Bezpieczeństwo narodowe
Termin „bezpieczeństwo narodowe” zaistniał szerzej w zachodniej literaturze przedmiotu wraz z opublikowaniem przez USA „National Security Act of 1947” i powołaniem instytucji odpowiedzialnych za wdrażanie jego zapisów. Znawca zagadnienia (i zarazem poseł na Sejm X kadencji z listy Konfederacji Korony Polskiej) Andrzej Zapałowski zdefiniował więc nationalibus securitatem jako „zdolność narodu wyrażoną przez jego organizację w formie instytucjonalnych organów obronnych do ochrony jego populacji, terytorium, wartości kultury oraz potencjału materialnego zarówno wewnątrz państwa jak i w środowisku międzynarodowym” (A. Zapałowski, hasło „Bezpieczeństwo narodowe”[w:] L. Sykulski (red.), „Mały leksykon geopolityki”, Częstochowa 2016, s. 19-20).
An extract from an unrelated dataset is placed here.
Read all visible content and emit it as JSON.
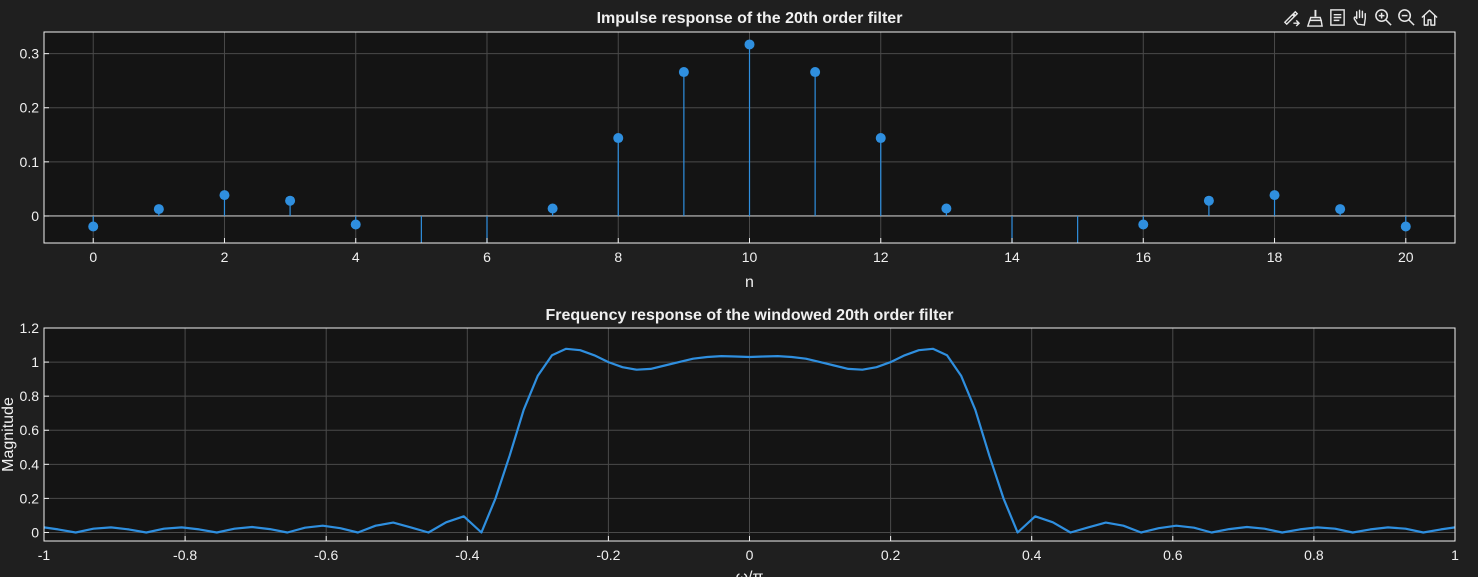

Bezpieczeństwo narodowe jest ochroną tych wartości, zagrożenie których stwarzałoby w bliższej lub dalszej przyszłości niebezpieczeństwo dla przetrwaniu narodu, oraz neutralizacją tych zagrożeń wewnętrznych i zewnętrznych, których aktualizacja zagrażałaby w bliższej lub dalszej przyszłości przetrwaniu narodu. Bezpieczeństwo narodowe jest więc związane z przetrwaniem i życiem narodu, zajmując wśród celów polityki narodowej miejsce naczelne.
Interes narodowy
Kategoria „bezpieczeństwa narodowego” nakładałaby się w tym sensie na kategorię „interesu narodowego”. Ten ostatni, według faktycznego założyciela warszawskiej szkoły stosunków międzynarodowych Józefa Kukułki (Tenże, „Problemy teorii stosunków międzynarodowych”, Warszawa 1978, s. 262, 264-265 i in.), jest wypadkową potrzeb danej społeczności i możliwości ich zaspokojenia przez nią; wyartykułowane i przystosowane do zaspokojenia potrzeby stają się interesami, na podstawie których ośrodek decyzyjny wskazuje cele polityki.
Cele egzystencjalne
Cele warunkujące przetrwanie i życie danego organizmu politycznego J. Kukułka nazywa „egzystencjalnymi” (odróżniając je od celów „koegzystencjalnych” i „funkcjonalnych”), łącząc je z dążeniem do zaspokojenia „materialnych i świadomościowych potrzeb państwa, w stopniu zapewniającym jego przetrwanie, bezpieczeństwo, identyczność i rozwój”(J. Kukułka, „Polityka zagraniczna jako element procesu oddziaływań międzynarodowych”, „Stosunki Międzynarodowe” t. 4/1987, s. 11). J. Kukułka odnosi swoje rozważania co prawda jedynie do zewnętrznych działań państwa, naszym zdaniem, podobnie trafnie charakteryzują one jednak także resztę działań politycznych państwa.
Etnopolityka
Twórca pojęcia „geopolityka”, szwedzki politolog i konserwatywny polityk Rudolf Kjellén (1864-1922) w swoim najgłośniejszym poza Szwecją dziele „Państwo jako żywy organizm” (1916), za jeden z wymiarów tytułowego organizmu politycznego uznał „etnopolitykę” (tak zatytułowany jest III rozdział jego wspominanej pracy – „Staten som folk (etnopolitik)”, strony 76-124 wydania sztokholmskiego z 1916 roku), obejmującą takie czynniki jak liczba ludności, spójność etniczna, zdrowie populacji, jej tożsamość historyczna, narodowe morale. Czynniki te szwedzki konserwatysta i zarazem uczony uznawał za zmienne określające żywotność i kondycję danego organizmu politycznego.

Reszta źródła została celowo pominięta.